In one of my classes, a student was asked whether he agreed with or opposed intervention in Libya. He very confidently and casually responded, “I agree with it because we have to protect the civilians.”
These sentiments are valid, as our nation is one built upon ideals of democracy and human emancipation. But I wonder if we may be overextending our resources. We have all seen many local businesses close. And we are all familiar with UC budget cuts. Some of our families are undergoing economic difficulties, foreclosures, or business failures. These are reasons why the foci of the protest were domestic and economic issues. Then the question becomes, does the American military intervention justify the cost to U.S. taxpayers?
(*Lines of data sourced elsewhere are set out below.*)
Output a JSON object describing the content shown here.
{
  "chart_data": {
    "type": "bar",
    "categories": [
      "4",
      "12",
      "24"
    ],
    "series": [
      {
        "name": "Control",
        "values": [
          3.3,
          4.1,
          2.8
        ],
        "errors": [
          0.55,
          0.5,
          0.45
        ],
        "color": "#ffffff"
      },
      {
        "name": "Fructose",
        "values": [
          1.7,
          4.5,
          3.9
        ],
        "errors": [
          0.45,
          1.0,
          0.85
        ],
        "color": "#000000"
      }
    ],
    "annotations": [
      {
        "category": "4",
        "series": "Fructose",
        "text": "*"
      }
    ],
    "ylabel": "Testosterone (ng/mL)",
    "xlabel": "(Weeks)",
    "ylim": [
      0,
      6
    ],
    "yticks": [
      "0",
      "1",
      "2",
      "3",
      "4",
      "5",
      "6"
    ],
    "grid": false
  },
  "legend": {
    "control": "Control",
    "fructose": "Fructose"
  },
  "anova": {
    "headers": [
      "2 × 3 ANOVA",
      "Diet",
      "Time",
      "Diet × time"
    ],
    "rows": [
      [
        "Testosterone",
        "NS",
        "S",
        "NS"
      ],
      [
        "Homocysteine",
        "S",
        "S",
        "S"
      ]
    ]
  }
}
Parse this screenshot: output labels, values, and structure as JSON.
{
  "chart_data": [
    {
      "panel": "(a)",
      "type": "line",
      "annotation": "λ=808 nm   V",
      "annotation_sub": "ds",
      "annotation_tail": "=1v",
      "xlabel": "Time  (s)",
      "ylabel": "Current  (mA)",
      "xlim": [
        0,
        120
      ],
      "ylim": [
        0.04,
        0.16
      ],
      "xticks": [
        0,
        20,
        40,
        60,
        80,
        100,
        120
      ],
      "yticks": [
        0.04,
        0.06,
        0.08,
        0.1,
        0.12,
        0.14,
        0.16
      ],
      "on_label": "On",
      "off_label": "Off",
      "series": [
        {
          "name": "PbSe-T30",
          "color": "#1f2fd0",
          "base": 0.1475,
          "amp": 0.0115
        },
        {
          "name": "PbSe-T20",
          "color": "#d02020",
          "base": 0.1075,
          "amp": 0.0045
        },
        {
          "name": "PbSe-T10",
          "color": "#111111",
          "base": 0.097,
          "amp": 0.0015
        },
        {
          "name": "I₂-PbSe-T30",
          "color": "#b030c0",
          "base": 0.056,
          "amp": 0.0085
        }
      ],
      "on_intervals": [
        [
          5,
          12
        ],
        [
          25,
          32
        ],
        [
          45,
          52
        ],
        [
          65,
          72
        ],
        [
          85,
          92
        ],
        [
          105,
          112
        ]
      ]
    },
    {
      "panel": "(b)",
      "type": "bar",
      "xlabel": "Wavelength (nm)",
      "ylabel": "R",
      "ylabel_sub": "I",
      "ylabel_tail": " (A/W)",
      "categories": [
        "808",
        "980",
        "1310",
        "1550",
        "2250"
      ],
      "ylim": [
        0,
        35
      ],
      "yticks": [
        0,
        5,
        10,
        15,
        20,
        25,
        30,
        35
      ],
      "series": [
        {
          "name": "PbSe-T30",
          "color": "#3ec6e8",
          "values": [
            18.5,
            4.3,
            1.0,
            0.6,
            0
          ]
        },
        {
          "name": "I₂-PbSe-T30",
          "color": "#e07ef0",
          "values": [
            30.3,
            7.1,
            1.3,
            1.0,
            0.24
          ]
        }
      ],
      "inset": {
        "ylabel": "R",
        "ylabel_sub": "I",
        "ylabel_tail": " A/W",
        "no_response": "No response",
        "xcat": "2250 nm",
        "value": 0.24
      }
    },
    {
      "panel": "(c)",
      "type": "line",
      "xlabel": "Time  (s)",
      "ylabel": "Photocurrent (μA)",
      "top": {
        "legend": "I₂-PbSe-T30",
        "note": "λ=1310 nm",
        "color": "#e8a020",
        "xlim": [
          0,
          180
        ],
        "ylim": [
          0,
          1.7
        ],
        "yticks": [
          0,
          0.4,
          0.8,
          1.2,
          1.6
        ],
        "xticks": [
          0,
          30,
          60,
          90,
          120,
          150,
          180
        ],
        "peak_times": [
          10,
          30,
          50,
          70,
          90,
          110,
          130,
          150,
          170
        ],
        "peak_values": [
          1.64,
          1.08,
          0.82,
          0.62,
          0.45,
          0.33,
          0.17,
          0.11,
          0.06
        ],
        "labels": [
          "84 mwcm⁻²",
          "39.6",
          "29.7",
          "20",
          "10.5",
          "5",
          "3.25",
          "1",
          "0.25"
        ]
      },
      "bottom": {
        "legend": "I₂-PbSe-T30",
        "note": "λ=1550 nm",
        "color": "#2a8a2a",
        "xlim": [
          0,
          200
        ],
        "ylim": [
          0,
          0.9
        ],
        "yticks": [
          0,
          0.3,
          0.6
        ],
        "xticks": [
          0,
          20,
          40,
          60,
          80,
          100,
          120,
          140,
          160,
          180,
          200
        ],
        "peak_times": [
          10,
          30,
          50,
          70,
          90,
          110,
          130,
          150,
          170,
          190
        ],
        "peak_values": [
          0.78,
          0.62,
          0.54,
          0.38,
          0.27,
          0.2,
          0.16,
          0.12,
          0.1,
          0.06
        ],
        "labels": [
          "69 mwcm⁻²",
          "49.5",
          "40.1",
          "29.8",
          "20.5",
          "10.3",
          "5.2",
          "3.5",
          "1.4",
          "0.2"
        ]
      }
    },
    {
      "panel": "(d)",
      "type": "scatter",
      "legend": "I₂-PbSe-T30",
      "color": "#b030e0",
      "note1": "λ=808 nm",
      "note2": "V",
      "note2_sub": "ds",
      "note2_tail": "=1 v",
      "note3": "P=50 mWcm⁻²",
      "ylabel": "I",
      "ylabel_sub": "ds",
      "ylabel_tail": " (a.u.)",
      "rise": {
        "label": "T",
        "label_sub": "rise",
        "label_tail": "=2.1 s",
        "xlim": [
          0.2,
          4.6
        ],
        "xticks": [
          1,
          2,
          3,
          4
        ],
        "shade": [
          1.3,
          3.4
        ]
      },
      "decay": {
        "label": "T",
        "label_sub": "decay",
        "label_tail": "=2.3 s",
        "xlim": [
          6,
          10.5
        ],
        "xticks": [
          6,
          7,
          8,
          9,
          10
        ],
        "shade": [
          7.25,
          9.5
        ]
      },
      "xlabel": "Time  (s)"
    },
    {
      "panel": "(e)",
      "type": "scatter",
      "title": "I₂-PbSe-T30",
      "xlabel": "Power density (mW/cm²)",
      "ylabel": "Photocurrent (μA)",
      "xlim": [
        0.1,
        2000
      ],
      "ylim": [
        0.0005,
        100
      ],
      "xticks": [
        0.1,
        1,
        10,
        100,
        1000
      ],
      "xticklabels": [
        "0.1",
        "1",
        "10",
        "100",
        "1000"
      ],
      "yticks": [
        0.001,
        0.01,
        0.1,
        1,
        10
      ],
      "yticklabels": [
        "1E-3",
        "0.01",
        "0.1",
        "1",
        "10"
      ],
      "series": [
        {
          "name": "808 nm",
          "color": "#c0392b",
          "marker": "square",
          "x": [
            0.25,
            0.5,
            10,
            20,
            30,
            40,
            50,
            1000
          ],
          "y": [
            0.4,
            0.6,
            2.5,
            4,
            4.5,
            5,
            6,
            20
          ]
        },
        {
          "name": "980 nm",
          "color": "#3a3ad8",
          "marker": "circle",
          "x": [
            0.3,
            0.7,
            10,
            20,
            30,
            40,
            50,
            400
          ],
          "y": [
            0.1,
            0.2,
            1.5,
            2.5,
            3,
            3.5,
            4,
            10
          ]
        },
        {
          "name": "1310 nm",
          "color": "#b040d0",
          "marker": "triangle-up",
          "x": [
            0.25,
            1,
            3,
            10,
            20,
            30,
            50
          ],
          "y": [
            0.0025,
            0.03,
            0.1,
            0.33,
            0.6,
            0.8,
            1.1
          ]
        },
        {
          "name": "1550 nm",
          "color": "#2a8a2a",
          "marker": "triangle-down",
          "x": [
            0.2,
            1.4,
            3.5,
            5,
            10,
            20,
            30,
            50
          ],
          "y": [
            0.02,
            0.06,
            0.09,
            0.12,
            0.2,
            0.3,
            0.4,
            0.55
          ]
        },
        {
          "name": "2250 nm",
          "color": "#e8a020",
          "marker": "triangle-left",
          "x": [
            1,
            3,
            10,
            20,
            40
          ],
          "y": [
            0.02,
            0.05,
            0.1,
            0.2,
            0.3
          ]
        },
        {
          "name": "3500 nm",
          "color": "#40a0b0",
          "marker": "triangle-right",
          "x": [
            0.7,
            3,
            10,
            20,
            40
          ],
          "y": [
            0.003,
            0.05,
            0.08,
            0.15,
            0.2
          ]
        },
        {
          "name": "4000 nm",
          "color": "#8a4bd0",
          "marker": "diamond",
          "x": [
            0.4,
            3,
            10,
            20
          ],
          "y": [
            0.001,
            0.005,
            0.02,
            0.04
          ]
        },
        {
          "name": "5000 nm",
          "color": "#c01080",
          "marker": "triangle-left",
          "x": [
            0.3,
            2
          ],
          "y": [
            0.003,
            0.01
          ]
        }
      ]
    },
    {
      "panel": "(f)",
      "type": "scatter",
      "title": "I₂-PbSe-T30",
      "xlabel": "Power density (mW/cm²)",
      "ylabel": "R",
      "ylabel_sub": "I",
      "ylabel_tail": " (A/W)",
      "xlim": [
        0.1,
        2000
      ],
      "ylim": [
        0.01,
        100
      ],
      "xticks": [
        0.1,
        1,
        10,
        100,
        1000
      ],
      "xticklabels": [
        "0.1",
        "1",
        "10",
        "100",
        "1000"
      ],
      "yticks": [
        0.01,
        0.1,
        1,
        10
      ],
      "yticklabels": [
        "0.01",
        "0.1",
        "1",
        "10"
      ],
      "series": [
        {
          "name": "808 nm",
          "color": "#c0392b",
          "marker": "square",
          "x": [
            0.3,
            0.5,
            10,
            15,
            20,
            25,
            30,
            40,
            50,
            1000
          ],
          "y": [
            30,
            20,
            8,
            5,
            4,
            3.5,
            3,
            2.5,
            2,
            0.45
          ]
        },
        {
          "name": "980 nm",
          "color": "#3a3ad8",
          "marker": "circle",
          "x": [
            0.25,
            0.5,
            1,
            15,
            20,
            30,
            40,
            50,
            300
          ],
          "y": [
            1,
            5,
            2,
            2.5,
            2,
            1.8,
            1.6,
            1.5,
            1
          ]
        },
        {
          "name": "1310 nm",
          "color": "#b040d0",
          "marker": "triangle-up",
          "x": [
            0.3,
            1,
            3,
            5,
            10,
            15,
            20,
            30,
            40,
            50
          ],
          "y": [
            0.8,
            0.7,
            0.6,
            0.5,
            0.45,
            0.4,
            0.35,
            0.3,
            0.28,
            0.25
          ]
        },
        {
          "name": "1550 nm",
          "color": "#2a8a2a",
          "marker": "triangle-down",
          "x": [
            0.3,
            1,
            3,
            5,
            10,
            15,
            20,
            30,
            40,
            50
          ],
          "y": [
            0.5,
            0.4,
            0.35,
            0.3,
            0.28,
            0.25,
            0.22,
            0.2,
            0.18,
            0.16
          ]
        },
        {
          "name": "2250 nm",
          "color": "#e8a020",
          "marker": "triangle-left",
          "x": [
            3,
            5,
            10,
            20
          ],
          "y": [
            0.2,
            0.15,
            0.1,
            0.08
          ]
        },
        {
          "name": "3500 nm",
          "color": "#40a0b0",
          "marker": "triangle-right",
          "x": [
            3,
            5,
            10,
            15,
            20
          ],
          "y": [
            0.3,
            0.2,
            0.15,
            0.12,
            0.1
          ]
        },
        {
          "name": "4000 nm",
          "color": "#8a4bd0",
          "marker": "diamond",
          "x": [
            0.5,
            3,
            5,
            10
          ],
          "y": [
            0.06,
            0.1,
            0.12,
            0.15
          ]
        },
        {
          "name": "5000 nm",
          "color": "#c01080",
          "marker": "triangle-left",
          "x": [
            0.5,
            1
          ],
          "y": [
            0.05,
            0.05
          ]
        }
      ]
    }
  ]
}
A couple months ago, the U.S. was facing a government shutdown, and $38.5 billion in spending was cut from the 2011 Federal Budget—including cuts to the Department of Housing and Urban Development, The National Science Foundation, The Department of Education, and The Environmental Protection Agency and many others. According to PBS.org, the Department of Defense is receiving an increase of $5 billion, making the Pentagon one of the few agencies receiving a boost.
So what does anti-war even mean these days? It means focusing on education, creating jobs, paying into Social Security, funding health care, supporting veterans, and fighting for human rights first.